Other Writing For You To Enjoy
For what it’s worth, nothing here is directly election-related, or will be. If you’d like to give him the next four years of your mental energy, be my guest.
Kirsten Sanders writes about what a doctrine of sin is, and why it’s more than “there’s something wrong with me”.
Brad Littlejohn writes about an option for Christians, re: politics, the “Boethius Option”. I disagree with him on some of the particulars, but it’s worth your time.
A new story on the grief of would-be grandparents has struck many people as myopic, but is an underexplored dimension of the decline of child-birth: the loss of people being able to flourish as elders.
The popular AI apocalypse has stalled out, at least for the moment.
Currently, 4,000 miners are trapped in South Africa, by the government, for mining abandoned mines.
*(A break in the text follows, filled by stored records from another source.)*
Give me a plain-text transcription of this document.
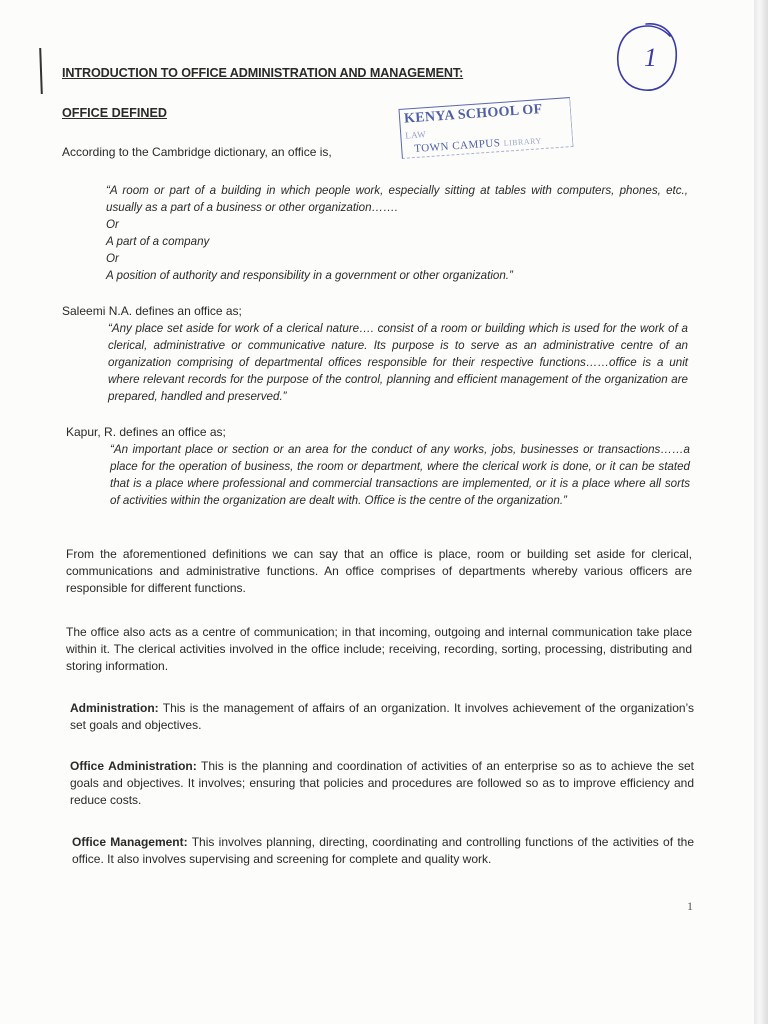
INTRODUCTION TO OFFICE ADMINISTRATION AND MANAGEMENT:
OFFICE DEFINED	KENYA SCHOOL OF LAW
TOWN CAMPUS LIBRARY
1

According to the Cambridge dictionary, an office is,

“A room or part of a building in which people work, especially sitting at tables with computers, phones, etc., usually as a part of a business or other organization…….
Or
A part of a company
Or
A position of authority and responsibility in a government or other organization.”

Saleemi N.A. defines an office as;

“Any place set aside for work of a clerical nature…. consist of a room or building which is used for the work of a clerical, administrative or communicative nature. Its purpose is to serve as an administrative centre of an organization comprising of departmental offices responsible for their respective functions……office is a unit where relevant records for the purpose of the control, planning and efficient management of the organization are prepared, handled and preserved.”

Kapur, R. defines an office as;

“An important place or section or an area for the conduct of any works, jobs, businesses or transactions……a place for the operation of business, the room or department, where the clerical work is done, or it can be stated that is a place where professional and commercial transactions are implemented, or it is a place where all sorts of activities within the organization are dealt with. Office is the centre of the organization.”

From the aforementioned definitions we can say that an office is place, room or building set aside for clerical, communications and administrative functions. An office comprises of departments whereby various officers are responsible for different functions.

The office also acts as a centre of communication; in that incoming, outgoing and internal communication take place within it. The clerical activities involved in the office include; receiving, recording, sorting, processing, distributing and storing information.

Administration: This is the management of affairs of an organization. It involves achievement of the organization’s set goals and objectives.

Office Administration: This is the planning and coordination of activities of an enterprise so as to achieve the set goals and objectives. It involves; ensuring that policies and procedures are followed so as to improve efficiency and reduce costs.

Office Management: This involves planning, directing, coordinating and controlling functions of the activities of the office. It also involves supervising and screening for complete and quality work.

1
Mammon has little patience for it being circulated with authority.
Thanks for reading, and see you next week.
One recent study found that there is a direct link between the satisfaction which people experience in accessing bureaucracies and the job satisfaction people within the bureaucracies experience. This is called the “satisfaction mirror”, but to my mind, this is a different question than whether or not the bureaucracy is good. Just because people don’t have to deal with something for very long and are happy about it doesn’t have particular bearing on whether the thing is particularly beneficial to us morally.
Big time bravo on the bureaucracy piece! You getting through that without quoting Illich mirrors the restraint of a Spin Doctor not inquiring the time. Good work.
This issue of bureaucracy, as you know, is the acid I'm refluxing in education. Standardized testing. Increased class caps. Data driven curriculum. Skills based literacy. "Common core." Automated grading. Online classes. It's all a means of managing numbers--even at preschool levels. Authentic education requires identity and story--the collision of actual beings in actual spaces with actual timelines containing memory and hope that create interpretations of both the material and the actors. We can no longer be so bothered. Rather, the intelligence presented by America's public education system, via means listed above, has already been an artificial one for decades. When we aim to make technology more sentient than the youth ("For bureaucracy to continue, further rules--but not further living people--are necessary."), we've surely tossed our offspring to the Baals.